Programming is pretty straightforward. One has to decide on a certain logic and then implement it in a set of instructions that will combine actions and responses to various feedback loops. It is very defined and precise in this way. An algorithm is programmed and this algorithm follows a certain protocol and implements it along the way.

It is interesting, however, to also think about how to program ideology into software.

What is the value system promoted by a specific tool? What practices does this particular piece of software legitimize?

For example, ChatGPT is known to be the “woke” AI. “However, you should always make sure that you take a balanced approach and avoid doing things that could hurt others.” Its ideology is to avoid extremities. At the same time, there are some other tools, such as Facebook, which strive on extremities (strong emotions increase engagement). Most of the time, however, both the users and the creators of a software tool are completely unaware of the ideology that it carries forward.

As software is becoming a more integral part of our lives and we spend more and more hours using various tools, it is important to become more sensitive to the underlying ideological currents that feed the attention cycle. While it may be difficult to adhere to a specific ideology, it may also be completely unnecessary. Unless we have a certain agenda, it is perhaps a sensible and ecological choice to support multiple ideologies that are competitive with one another. Through this competition, a non-equilibrium balance will emerge, which will allow for a certain level of development without falling into extremities. Ideological hedging. Using Facebook but also — sending an occasional SMS. Using ChatGPT, but also — non-censored open-source AI models of lower quality.

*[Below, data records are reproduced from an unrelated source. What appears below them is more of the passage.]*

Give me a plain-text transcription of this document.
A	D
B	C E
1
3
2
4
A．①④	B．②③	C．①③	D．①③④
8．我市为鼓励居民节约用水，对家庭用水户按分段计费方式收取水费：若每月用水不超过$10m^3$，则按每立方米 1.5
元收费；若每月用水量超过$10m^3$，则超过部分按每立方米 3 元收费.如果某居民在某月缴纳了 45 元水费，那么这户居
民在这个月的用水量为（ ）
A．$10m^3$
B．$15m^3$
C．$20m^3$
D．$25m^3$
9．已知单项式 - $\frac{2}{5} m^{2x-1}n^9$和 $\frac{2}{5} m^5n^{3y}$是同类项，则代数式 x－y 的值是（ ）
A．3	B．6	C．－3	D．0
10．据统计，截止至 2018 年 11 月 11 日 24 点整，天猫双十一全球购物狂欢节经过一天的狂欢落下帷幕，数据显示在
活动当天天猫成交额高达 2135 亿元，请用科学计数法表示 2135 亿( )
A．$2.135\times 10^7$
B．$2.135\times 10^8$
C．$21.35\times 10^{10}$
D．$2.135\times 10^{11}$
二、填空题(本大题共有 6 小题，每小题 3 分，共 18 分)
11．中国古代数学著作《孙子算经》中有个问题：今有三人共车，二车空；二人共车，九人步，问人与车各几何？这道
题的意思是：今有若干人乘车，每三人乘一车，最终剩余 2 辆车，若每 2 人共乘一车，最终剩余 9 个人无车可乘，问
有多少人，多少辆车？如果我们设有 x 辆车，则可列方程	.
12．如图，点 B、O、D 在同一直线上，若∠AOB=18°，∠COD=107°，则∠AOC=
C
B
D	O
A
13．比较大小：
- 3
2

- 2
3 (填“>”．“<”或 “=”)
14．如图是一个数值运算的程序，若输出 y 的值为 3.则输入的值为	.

Back in the day, we used to do philosophy through text. It is now time to do philosophy through software.

How can software be philosophical? First, it needs to question things. Most of the tools we use are designed to optimize and make our lives more efficient. We need to move away from this as the only objective and open ourselves up to the tools that help us question our reality and expand the range of options available to us. For instance, Google Maps helps you get somewhere faster, but what about a cartography app that helps you find the most beautiful, not the fastest route? Or how about reading human-curated Aeon instead of following Twitter’s “most popular” timeline? Even the tools like ChatGPT are designed to give you an answer, but what about using the tools like InfraNodus to generate questions instead?

Errors are also very important. One can follow a protocol and it is fine. However, a human being that follows a protocol also has the capacity to refuse. This refusal might happen because of exhaustion, an error, or a conscious decision to change the pattern. Mutation occurs in evolution due to a temporary aberration. It introduces a variation into the next iteration, changes the logic slightly (a sort of A/B experiment), and then enables several new versions to interact with their environment. Some survive and evolve, some carry on as they were before, and some evaporate and die out.

We usually want to eradicate errors in software and optimize performance in order to avoid exhaustion of the servers and of our resources.

This second part might make sense, although it would be interesting to see what happens when the software fails completely for a period of time that is enough to make us realize if we need to change the way it works and how we can do it specifically. Learning through experience. In case of an adversarial neural network this feedback can be used to further optimize a model.

However, we are often too strict on errors. Unit tests are important, but why not also explore errors as some kind of opportunity? What if we analyzed all the error messages and tried to move the software in the direction it is so scared of? Maybe it says “service unavailable” — OK, what if we allow the service to be temporarily unavailable as a way of regulating the influx and outpour of information from time to time? It is a perfectly natural thing to sleep. Circadian cycles are very important. Maybe those errors can help us introduce this dynamics into the workflow.

Errors are also useful for innovation. We know many examples in science when an error led to a different perspective and further discovery of a certain phenomenon. To avoid confusion, we can label such software “error-prone verified” (EP-10 for a starter, EP-80 for high-risk takers).

Finally, the ability to make a conscious decision (or allow an unconscious one to take place — intuition — and it is not an error).